Toujours dans la logique d'un traitement crédible de l'humanité mise à mal, Hentges fait le choix d'éviter les plans «gores» ou trop explicites. Peut-être est-ce là aussi le reflet d'un certain manque de moyens mais nous ne pourrons que constater l'efficacité du procédé. Le réalisateur suggère et le fait bien. Les bouches et les mains maculées d'un sang noir, secondés de bruitages explicites, parviennent sans peine à créer le malaise. Nous ne sombrerons donc jamais dans le «grotesque» avec ce AFFAMÉS dont l'approche évoquera davantage L'EXPERIENCE de Oliver Hirschbiegel. L'ambiance répond présente et le lieu unique n'apparaît jamais comme une limite au métrage. Son apparence pourra cependant choquer puisque la cavité dans laquelle évoluent nos personnages sent le carton à plein nez. Ce détail s'oubliera cependant bien vite en regard des qualités du métrage, et notamment de son rythme, posé sans être aucunement lent ou ennuyeux…
Au final, on passe donc un bon moment devant ce film modeste mais judicieusement pensé en conséquence. Chaque élément y semble à sa place et même si le dénouement ou les «révélations» ne surprendront personne, l'intérêt est ailleurs. AFFAMÉS se montre assez vrai, et donc malheureusement dur dans le regard qu'il porte sur l'Homme. C'est là tout le charme de ce petit métrage efficace, bien ficelé, et qui respire le travail accompli avec soin.
L'arrivée de ce titre en France, c'est à Emylia que nous la devons. Pour l'occasion, l'éditeur met les bouchées doubles puisque le film sera commercialisé dans un boîtier regroupant le DVD et le Blu-Ray. Le contenu des deux disques sera parfaitement identique, modulo bien évidemment la qualité d'image et les formats sonores. Nous noterons que la jaquette et les sérigraphies indiquent deux durées de métrage différentes : 91 minutes pour le DVD et 96 minutes pour le Blu-Ray. La différence est logique puisque la vitesse de défilement n'est pas la même sur les deux supports. Mais il convient tout de même de préciser que ces deux durées sont erronées et que le DVD dure en réalité 97 minutes, et que le Blu-Ray affiche pour sa part un peu plus de 101 minutes au compteur...
Sur le plan sonore, Emylia nous offre le choix entre un doublage français et la piste originale anglaise.
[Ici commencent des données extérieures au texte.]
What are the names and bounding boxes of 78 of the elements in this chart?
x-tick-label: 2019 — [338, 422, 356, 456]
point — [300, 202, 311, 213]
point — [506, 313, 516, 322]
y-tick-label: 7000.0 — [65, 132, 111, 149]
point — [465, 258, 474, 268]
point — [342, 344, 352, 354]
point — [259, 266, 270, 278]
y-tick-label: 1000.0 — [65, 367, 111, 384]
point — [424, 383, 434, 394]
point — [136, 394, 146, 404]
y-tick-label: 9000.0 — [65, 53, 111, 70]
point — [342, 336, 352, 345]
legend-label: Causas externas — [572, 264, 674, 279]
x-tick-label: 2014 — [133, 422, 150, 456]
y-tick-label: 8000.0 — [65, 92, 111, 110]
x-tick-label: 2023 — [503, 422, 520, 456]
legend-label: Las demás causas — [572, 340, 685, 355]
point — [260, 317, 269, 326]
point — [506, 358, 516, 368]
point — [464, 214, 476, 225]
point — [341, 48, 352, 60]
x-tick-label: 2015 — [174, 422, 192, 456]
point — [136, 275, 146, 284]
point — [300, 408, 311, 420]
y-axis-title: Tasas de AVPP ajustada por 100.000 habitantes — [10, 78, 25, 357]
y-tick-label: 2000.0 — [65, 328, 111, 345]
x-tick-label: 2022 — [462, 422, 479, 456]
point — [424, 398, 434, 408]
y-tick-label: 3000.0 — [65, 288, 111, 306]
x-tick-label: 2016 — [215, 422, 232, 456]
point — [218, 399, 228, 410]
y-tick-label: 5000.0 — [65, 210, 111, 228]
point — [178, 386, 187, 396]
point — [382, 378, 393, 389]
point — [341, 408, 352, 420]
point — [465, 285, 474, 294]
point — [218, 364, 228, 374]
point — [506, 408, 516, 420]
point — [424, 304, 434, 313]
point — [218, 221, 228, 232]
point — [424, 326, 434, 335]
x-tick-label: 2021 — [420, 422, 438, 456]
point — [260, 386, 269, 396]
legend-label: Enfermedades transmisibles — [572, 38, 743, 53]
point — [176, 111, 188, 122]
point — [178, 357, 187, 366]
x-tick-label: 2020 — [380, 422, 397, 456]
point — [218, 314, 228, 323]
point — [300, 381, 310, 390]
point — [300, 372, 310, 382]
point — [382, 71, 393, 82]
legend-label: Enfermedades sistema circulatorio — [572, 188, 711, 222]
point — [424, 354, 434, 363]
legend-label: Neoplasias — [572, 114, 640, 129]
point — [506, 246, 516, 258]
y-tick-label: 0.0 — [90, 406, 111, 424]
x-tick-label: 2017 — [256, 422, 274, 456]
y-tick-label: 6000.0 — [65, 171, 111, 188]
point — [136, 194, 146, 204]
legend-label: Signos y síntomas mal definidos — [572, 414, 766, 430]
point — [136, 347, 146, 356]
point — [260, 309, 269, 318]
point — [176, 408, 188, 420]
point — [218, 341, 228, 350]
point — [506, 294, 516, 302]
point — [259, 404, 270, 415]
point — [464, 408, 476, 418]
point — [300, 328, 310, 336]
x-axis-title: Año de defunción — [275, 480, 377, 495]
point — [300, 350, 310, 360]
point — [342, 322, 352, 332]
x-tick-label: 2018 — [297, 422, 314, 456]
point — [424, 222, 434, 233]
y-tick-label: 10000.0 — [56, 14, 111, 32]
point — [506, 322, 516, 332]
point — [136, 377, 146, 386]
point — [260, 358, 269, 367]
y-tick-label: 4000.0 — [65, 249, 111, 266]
Le doublage est correct mais certains dialogues sonnent faux. Dans son commentaire audio, le réalisateur souligne un cri effectivement saturé en anglais, mais qui ne l'est plus en version française. La séquence s'en trouve amoindrie, et ce n'est pas la seule. Il est donc recommandé, comme bien souvent, d'opter pour l'option sonore originale. Si le DVD offre du DTS 5.1 et du Dolby Digital 5.1 pour la piste originale, ainsi que du Stéréo pour le doublage, le Blu-Ray opte pour sa part pour des formats sonores DTS HD Master Audio non compressés. L'anglais reste toutefois encodé sur six canaux, et le français sur deux. Soyons tout à fait honnêtes, aucune des pistes ne se montre techniquement bluffante. AFFAMÉS est un métrage plutôt sobre dans ses effets et les surrounds ne sont guère sollicités. Le passage en Stéréo sur le doublage n'est donc pas handicapant, mais nous reprocherons tout de même à celui-ci un équilibre moins réussi entre dialogues et bruitages...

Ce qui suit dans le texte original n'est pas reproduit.